Same as the last one, really. Those who were listening to the NARN on election night 2016 may recall that when I saw Wisconsin drop in the hoop for the President, I was briefly speechless, and my head started swimming. Being speechless is a bad thing on talk radio – so I said the only thing I could think of: “I think someone slipped LSD in the cucumber water, here at the Radisson Blu”.

Such was the cognitive dissonance.

Anyway – call it being of Norwegian descent; call it the political fatalism that comes from being a conservative in a moldy blue city for 35 years; call it whatever you want. I see the evidence of the enthusiam gap in Trump’s favor – but am sort of wired, by this point, to think that whatever the transiet passions of suburban soccer moms don’t screw up, the Democrat fraud machine will.

And that bothers me a lot more this year than it did four years ago, because as awful a president as Killary would have been, she was a known-ish quantitiy. If you liked Slick Willy with a dose of hectoring harpy on top, you could deal with her.

Slow Joe? He’s nothing but a delivery system for The Squad, via their competent aunt Kamala.

But it’s a lost cause. The polls prove it! NPR keeps saying so.

Well, most of the polling.

Trafalgar was the canary in the coalmine four years ago, and they remain resolutely contrarian this go-around as well.

Trafalgar tries to avoid so-called weighting to get the partisan mix of respondents right. A traditional pollster might want to get, say, 35 percent Republicans to have a balanced survey, but he comes up short because Republicans are less likely to respond. If only, say, 22 percent of Republicans answer, they are given additional weight to make up for the shortfall.

“The better you do at getting an even sample,” according to Cahaly, “the less weighting you have to do.”

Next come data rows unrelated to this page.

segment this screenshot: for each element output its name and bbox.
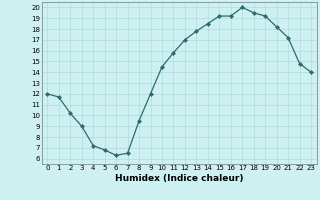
X-axis label: Humidex (Indice chaleur): Humidex (Indice chaleur) xyxy=(115,174,244,183)
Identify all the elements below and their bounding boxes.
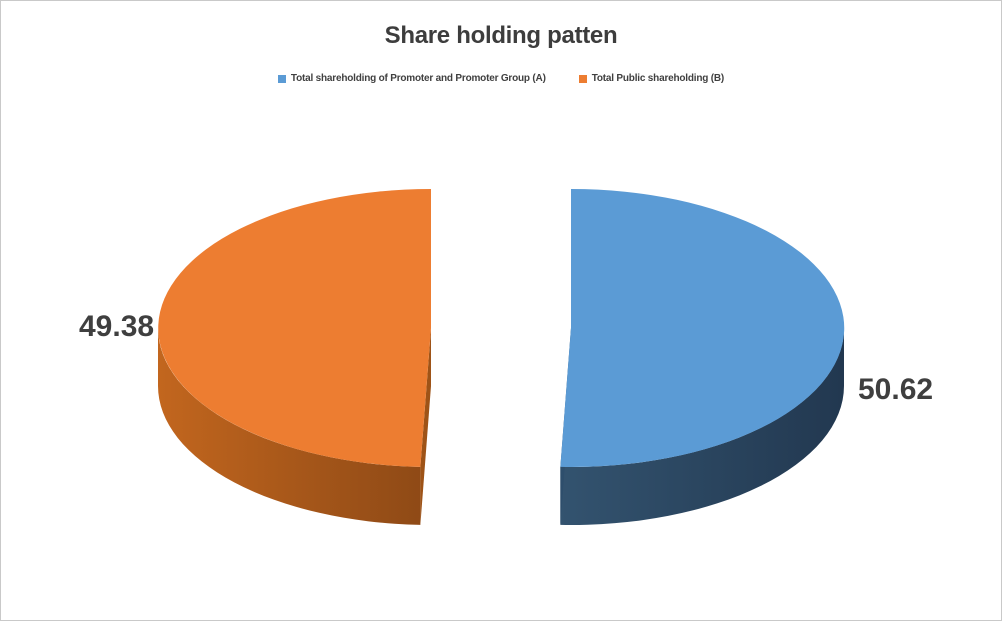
data-label-public: 49.38 <box>79 310 155 343</box>
pie-slice-side-0 <box>560 328 844 525</box>
legend-swatch <box>277 74 286 83</box>
legend-label-promoter: Total shareholding of Promoter and Promo… <box>290 73 546 84</box>
data-label-promoter: 50.62 <box>858 373 934 406</box>
legend: Total shareholding of Promoter and Promo… <box>1 73 1001 84</box>
pie-slice-side-1 <box>158 328 421 525</box>
legend-swatch <box>578 74 587 83</box>
pie-slice-top-1 <box>158 189 432 467</box>
legend-item-promoter: Total shareholding of Promoter and Promo… <box>277 73 546 84</box>
pie-slice-top-0 <box>560 188 845 467</box>
legend-item-public: Total Public shareholding (B) <box>578 73 725 84</box>
pie-slice-cut-1 <box>420 328 431 525</box>
chart-title: Share holding patten <box>384 22 618 49</box>
legend-label-public: Total Public shareholding (B) <box>591 73 725 84</box>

One problem with weighting is that Republicans “who don’t like Trump can’t wait to answer a poll,” he says. “So immediately, within the 22 percent, they’ve probably overrepresented it, the anti-Trump Republicans, the Never Trumper types. Well, when you weight that up from 22 to 35, now you have skewed an already bad representation sample. So that’s kind of inherently how they can be so off.”

The whole thing is worth a read.

We shall see.

1 thought on “Contra

  1. I heard Cahaly on Glen Beck’s show yesterday. He’s definitely got a more believable poll than all of the left wing biased versions.